IRS Code Sec. 1245(a)(3) provides that IRS Code (Sec. = §) 1245 property includes any property that is of a character subject to the allowance for depreciation and is either personal property or certain other property described within Code §1245(a)(3) (B) through (F).
- (A) Personal property. Reg. §1.1245-3(b) provides that “personal property” includes tangible personal property as defined in Reg. §1.48-1(c). That regulation contained rules defining property eligible for the ITC. The definition of tangible personal property was broadly construed under the ITC rules and, because this definition is now applied to Code §168, it can often result in the re-characterization of Code §1250 real property into Code §1245 personal property. The ITC regulations provide the following in defining personal property and real property under Code §1245: The fact that under local law property is held to be personal property or tangible property shall not be controlling. Conversely, property may be personal property for purposes of the [Code §1245] even though under local law the property is considered to be a fixture and therefore real property. For purposes of this section, the term “tangible personal property” means any tangible property except land and improvements thereto, such as buildings or other inherently permanent structures (including items which are structural components of such buildings or structures). …Tangible personal property includes all property (other than structural components) that is contained in or attached to a building.
- (B) The second type of Code §1245 property is other tangible property (not including a building or its structural components) that was (1) used as an integral part of manufacturing, production or extraction of, or furnishing transportation, communications, electrical energy, gas, water or sewage disposal services; (2) constituted a research facility used in connection with any of the activities referred to in clause (1); or (3) constituted a facility used in connection with any of the activities referred to in clause (1) for the bulk storage of fungible commodities (including commodities in liquid or gaseous state).
- (C) The third type of Code §1245 property is so much of any real property that has an adjusted basis in which there are reflected adjustments for amortization under Code
§169 (pollution control facilities), Code §179 (election to expense certain depreciable business assets), Code §179A (clean-fuel vehicle refueling property), Code §190 (qualified architectural and transportation barrier removal expenses) or Code §194 (reforestation expenditures). Other types of Code §1245 property found under Code §1245(a)(3) are:
- (D) a single purpose agricultural or horticultural structure;
- (E) a storage facility (not including a building or its structural components) used in connection with the distribution of petroleum or any primary product of petroleum; or
- (F) any railroad grading or tunnel bore. A farm may contain significant Code §1245 property due to single purpose agricultural or horticultural structures, and a taxpayer exchanging farm property for non-farm property may encounter significant depreciation recapture problems.

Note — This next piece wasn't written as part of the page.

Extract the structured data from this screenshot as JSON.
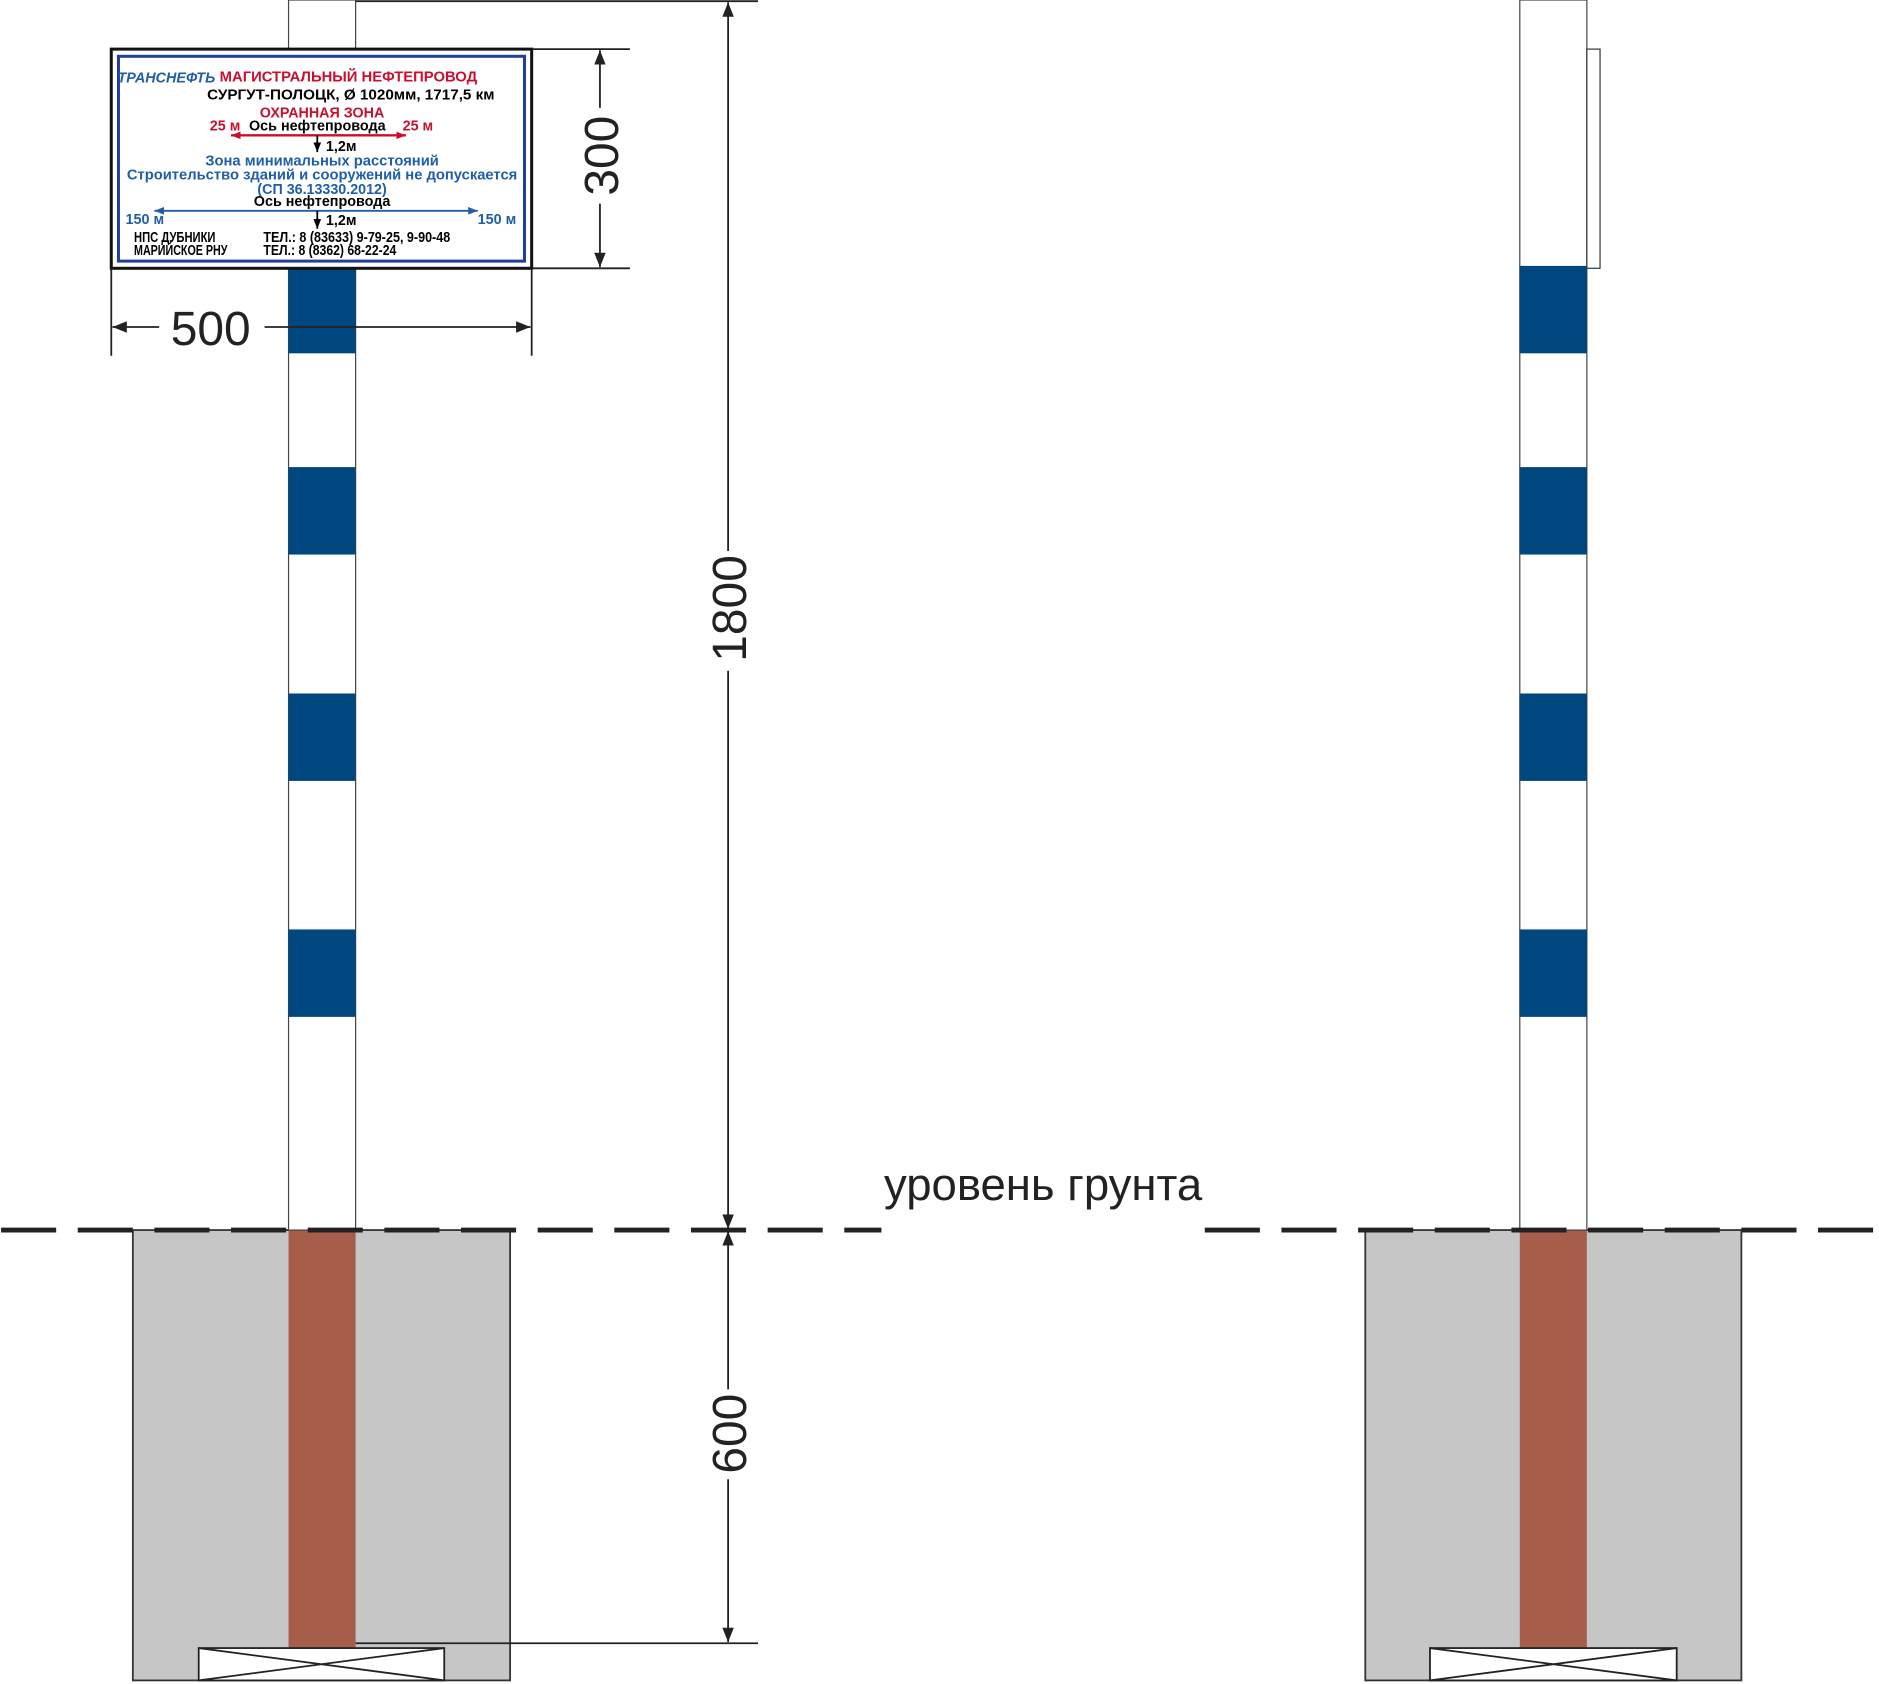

Cost segregation is the methodology used to reclassify certain building costs into separate identifiable components that can be depreciated over shorter lives (5-, 7- & 15-years). The primary purpose of a cost segregation study is to reclassify as much of the qualifying building costs between land improvements and tangible personal property (§1245). The more costs allocated to personal property, the greater the desired tax benefit. Personal property creates tax benefits because of it’s shorter depreciation period while normal “real property” (§1250) building costs are depreciated over 27.5 or 39 years.
Costs that may be reclassified to land improvements consist of, but are not limited to, certain landscaping, sidewalks, curbs, wheel stops, and fencing which are depreciated over a 15-year recovery period. Costs that may be reclassified to tangible personal property include, but are not limited to, movable partitions, secondary (decorative) lighting, redundant systems (e.g., back-up generator and AC for computer room), removable carpeting and wallpaper, certain fixtures and window treatments, and cabinetry, just to name a very few. Support systems that are needed to run certain equipment or machinery could be considered personal or “tangible” property under most circumstances…these are depreciated over 5- and 7-years.